I put my head in my hands and sobbed even harder, smearing my face with blood, lamenting my current situation. It was too much to take. It wasn't about Lily anymore. It never was, really. It was always about ridding the world from that monster forever. Funnily enough, I needn't have worried about whether I'd stop fighting. After all those years, I had come to truly believe in Albus's cause. I truly believed in the destruction of Voldemort, and I wanted him to die by any means possible.

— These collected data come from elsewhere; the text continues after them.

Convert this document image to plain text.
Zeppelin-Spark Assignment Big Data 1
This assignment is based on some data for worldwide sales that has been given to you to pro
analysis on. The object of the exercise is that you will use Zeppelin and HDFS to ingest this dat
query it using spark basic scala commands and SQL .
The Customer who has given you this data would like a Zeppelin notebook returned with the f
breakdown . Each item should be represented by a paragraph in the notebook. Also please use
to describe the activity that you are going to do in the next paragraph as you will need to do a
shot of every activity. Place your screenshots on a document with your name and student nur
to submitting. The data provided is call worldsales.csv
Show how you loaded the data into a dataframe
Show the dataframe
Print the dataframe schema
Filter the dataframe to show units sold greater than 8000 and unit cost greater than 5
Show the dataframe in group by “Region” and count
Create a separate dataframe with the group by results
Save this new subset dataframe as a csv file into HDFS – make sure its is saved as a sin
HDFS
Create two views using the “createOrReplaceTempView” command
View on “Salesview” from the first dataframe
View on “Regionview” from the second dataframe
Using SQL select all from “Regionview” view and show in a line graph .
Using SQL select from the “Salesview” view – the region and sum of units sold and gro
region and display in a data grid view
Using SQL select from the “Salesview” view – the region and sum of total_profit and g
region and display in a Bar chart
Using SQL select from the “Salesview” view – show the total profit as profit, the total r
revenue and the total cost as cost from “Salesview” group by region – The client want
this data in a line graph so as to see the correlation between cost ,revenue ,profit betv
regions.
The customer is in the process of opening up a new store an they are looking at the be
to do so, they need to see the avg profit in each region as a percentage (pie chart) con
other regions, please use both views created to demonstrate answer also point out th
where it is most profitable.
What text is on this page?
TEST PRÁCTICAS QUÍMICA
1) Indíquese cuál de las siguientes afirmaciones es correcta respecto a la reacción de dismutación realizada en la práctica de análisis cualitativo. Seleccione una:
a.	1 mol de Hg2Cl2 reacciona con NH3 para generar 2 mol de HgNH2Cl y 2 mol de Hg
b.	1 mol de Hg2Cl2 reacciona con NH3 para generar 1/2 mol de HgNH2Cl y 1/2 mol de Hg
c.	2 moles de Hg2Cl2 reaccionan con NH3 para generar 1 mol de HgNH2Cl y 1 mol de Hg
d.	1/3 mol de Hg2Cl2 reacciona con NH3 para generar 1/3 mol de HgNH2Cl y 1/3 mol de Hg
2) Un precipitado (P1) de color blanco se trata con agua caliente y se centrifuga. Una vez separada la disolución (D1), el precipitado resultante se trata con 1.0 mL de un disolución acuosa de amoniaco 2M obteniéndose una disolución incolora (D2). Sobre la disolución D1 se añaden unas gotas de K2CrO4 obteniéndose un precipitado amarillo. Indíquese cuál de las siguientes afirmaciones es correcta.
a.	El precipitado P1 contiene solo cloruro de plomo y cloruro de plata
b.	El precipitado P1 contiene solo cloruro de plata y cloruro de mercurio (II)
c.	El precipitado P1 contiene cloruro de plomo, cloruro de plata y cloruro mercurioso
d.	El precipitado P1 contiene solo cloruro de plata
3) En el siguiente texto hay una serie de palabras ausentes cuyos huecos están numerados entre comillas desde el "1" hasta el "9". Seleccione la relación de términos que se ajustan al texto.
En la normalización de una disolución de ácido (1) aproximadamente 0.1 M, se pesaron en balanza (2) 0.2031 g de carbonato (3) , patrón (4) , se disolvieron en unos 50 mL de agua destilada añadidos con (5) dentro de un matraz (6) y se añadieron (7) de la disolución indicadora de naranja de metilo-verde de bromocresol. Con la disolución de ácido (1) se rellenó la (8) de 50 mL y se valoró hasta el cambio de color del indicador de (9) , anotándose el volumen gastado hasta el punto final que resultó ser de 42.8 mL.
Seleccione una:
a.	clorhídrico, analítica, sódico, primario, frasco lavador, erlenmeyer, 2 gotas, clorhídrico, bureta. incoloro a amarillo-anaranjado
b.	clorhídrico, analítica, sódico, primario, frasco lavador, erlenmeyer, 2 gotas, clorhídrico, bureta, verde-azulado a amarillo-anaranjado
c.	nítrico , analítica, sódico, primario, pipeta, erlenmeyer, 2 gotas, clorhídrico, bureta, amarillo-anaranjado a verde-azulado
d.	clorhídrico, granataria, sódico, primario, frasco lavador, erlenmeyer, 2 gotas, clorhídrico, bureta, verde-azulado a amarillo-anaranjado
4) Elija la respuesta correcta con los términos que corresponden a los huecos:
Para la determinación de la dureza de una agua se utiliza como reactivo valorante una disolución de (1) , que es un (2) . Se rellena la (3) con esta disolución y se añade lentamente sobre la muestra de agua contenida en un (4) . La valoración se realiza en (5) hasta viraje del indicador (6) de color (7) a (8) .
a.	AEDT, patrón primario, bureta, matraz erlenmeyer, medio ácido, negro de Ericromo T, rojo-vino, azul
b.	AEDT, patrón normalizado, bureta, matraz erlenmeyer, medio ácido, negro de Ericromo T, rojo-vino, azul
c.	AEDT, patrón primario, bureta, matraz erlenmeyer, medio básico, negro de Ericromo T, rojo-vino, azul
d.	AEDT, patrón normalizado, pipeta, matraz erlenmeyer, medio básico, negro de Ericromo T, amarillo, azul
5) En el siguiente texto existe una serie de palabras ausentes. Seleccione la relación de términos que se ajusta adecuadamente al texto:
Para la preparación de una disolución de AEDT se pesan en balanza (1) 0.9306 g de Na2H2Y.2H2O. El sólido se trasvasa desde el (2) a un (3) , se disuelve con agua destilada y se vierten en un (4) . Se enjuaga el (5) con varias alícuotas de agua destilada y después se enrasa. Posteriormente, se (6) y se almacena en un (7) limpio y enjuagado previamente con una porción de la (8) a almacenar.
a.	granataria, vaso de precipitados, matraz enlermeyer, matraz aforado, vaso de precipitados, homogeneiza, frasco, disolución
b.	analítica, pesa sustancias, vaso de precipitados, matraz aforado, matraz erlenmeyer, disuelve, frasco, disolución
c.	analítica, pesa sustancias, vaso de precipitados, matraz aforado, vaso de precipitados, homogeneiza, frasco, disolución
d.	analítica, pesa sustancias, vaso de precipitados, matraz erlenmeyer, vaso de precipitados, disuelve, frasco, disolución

That brought me to another grim thought: Potter. No matter how much I hated the child, I didn't want to send him to an early death. I still wished that I could fulfill the vow I made, but now I knew that it wouldn't be possible. In order for Voldemort to die, Potter would have to die first by the former's hand. Even though I dedicated the rest of my life to protecting Potter, Lily would still hate my guts were she alive. I treated her son like garbage. If she saw how I treated Longbottom and Granger, she'd hate me even more. Frankly, I couldn't bring myself to care. I'd just have to live with the consequences once all this was over. There were many, many more important things to worry about than the emotional state of three fragile Gryffindors. Besides, it wasn't like I was going to survive. I knew I'd die at some point now that Albus was gone. I just hoped that I'd survive long enough to give Potter the message.